I don't know why, but I got completely engrossed in code golfing this question. The most succinct I've been able to come up with are
x <- c("A", "B", "C")
df <- as.data.frame(sapply(x, function(x) numeric()))
df <- as.data.frame(vapply(x, function(x) numeric(), numeric()))
df <- as.data.frame(replicate(length(x), numeric()), col.names = x)
df <- as.data.frame(matrix(ncol = length(x), nrow=0, dimnames = list(NULL,x)))
df <- as.data.frame(matrix(numeric(),nrow = 0, ncol = length(x))); names(df) <- x
But succinct doesn't translate into efficient.
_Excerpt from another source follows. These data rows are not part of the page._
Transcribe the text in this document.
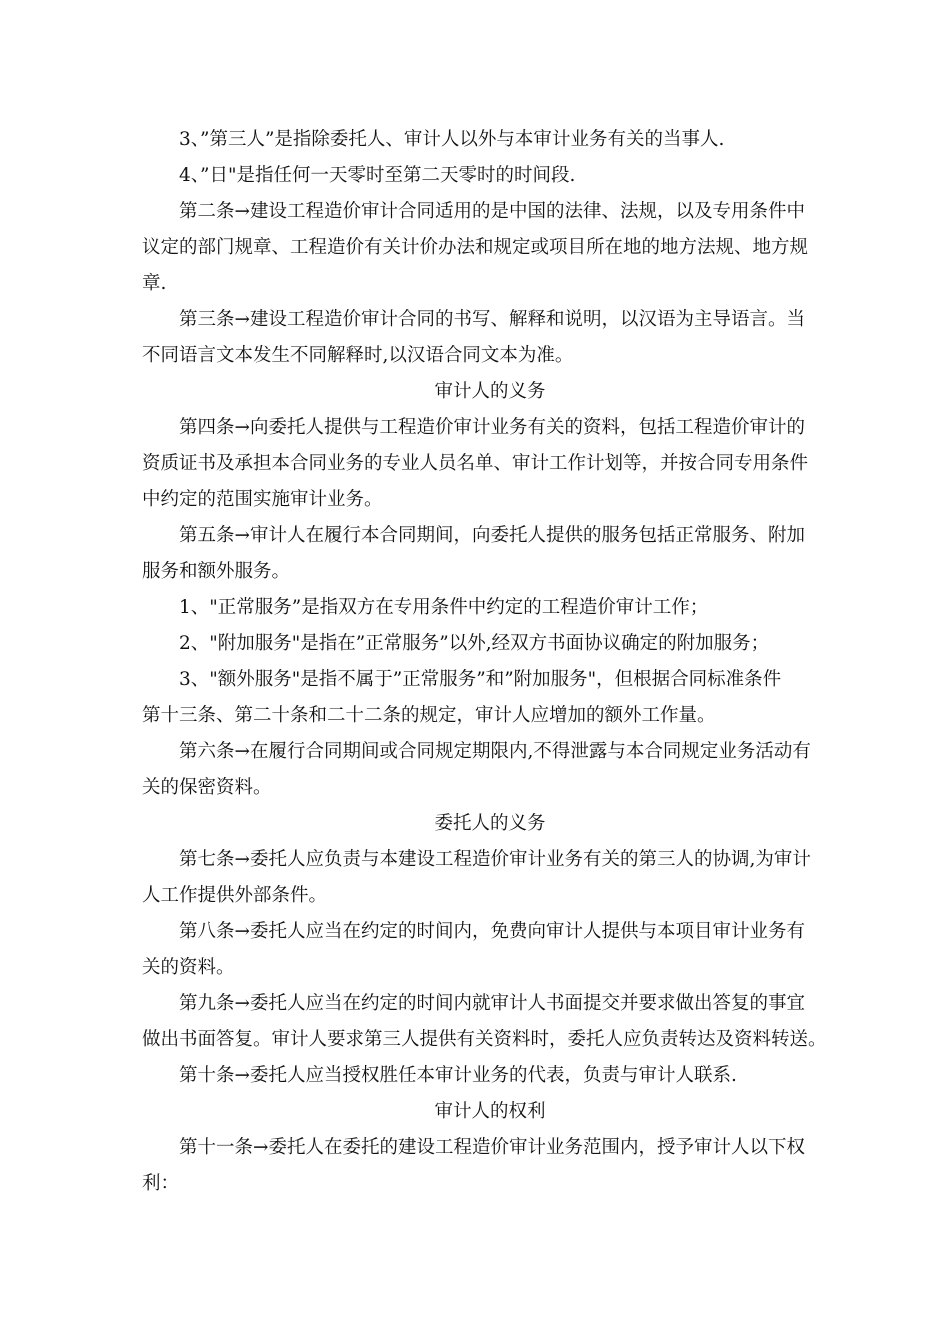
3、”第三人”是指除委托人、审计人以外与本审计业务有关的当事人.
4、”日"是指任何一天零时至第二天零时的时间段.
第二条→建设工程造价审计合同适用的是中国的法律、法规，以及专用条件中
议定的部门规章、工程造价有关计价办法和规定或项目所在地的地方法规、地方规
章.
第三条→建设工程造价审计合同的书写、解释和说明，以汉语为主导语言。当
不同语言文本发生不同解释时,以汉语合同文本为准。
审计人的义务
第四条→向委托人提供与工程造价审计业务有关的资料，包括工程造价审计的
资质证书及承担本合同业务的专业人员名单、审计工作计划等，并按合同专用条件
中约定的范围实施审计业务。
第五条→审计人在履行本合同期间，向委托人提供的服务包括正常服务、附加
服务和额外服务。
1、"正常服务”是指双方在专用条件中约定的工程造价审计工作；
2、"附加服务"是指在”正常服务”以外,经双方书面协议确定的附加服务；
3、"额外服务"是指不属于”正常服务”和”附加服务"，但根据合同标准条件
第十三条、第二十条和二十二条的规定，审计人应增加的额外工作量。
第六条→在履行合同期间或合同规定期限内,不得泄露与本合同规定业务活动有
关的保密资料。
委托人的义务
第七条→委托人应负责与本建设工程造价审计业务有关的第三人的协调,为审计
人工作提供外部条件。
第八条→委托人应当在约定的时间内，免费向审计人提供与本项目审计业务有
关的资料。
第九条→委托人应当在约定的时间内就审计人书面提交并要求做出答复的事宜
做出书面答复。审计人要求第三人提供有关资料时，委托人应负责转达及资料转送。
第十条→委托人应当授权胜任本审计业务的代表，负责与审计人联系.
审计人的权利
第十一条→委托人在委托的建设工程造价审计业务范围内，授予审计人以下权
利：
I timed this over data frames from 1 to 500 columns (why anyone would ever make 500 columns of a data frame like this, I don't know, but let's not have reality interfere with ridiculous fun)
The best performer ends up being
df <- as.data.frame(matrix(ncol = length(x), nrow=0, dimnames = list(NULL,x)))`
in case you're really desperate to save yourself a few microseconds. (and I might need a better hobby)
library(dplyr)
library(tidyr)
library(ggplot2)
bench_fun <- function(x){
x <- sprintf("X%s", seq_len(x))
microbenchmark(
sapply = df <- as.data.frame(sapply(x, function(x) numeric())),
vapply = df <- as.data.frame(vapply(x, function(x) numeric(), numeric())),
replicate = df <- as.data.frame(replicate(length(x), numeric()), col.names = x),
name_with = df <- as.data.frame(matrix(ncol = length(x), nrow=0, dimnames = list(NULL,x))),
name_separately = {df <- as.data.frame(matrix(numeric(),nrow = 0, ncol = length(x))); names(df) <- x}
)
}
Bench <-
data_frame(ncol = 1:500) %>%
mutate(result = lapply(ncol, bench_fun))
X <- Bench %>%
mutate(result = lapply(result, as.data.frame)) %>%
unnest(result) %>%
group_by(ncol, expr) %>%
summarise(median = median(time, na.rm = TRUE)) %>%
ungroup()
ggplot(data = X,
mapping = aes(x = ncol,
y = median,
colour = expr)) +
geom_line()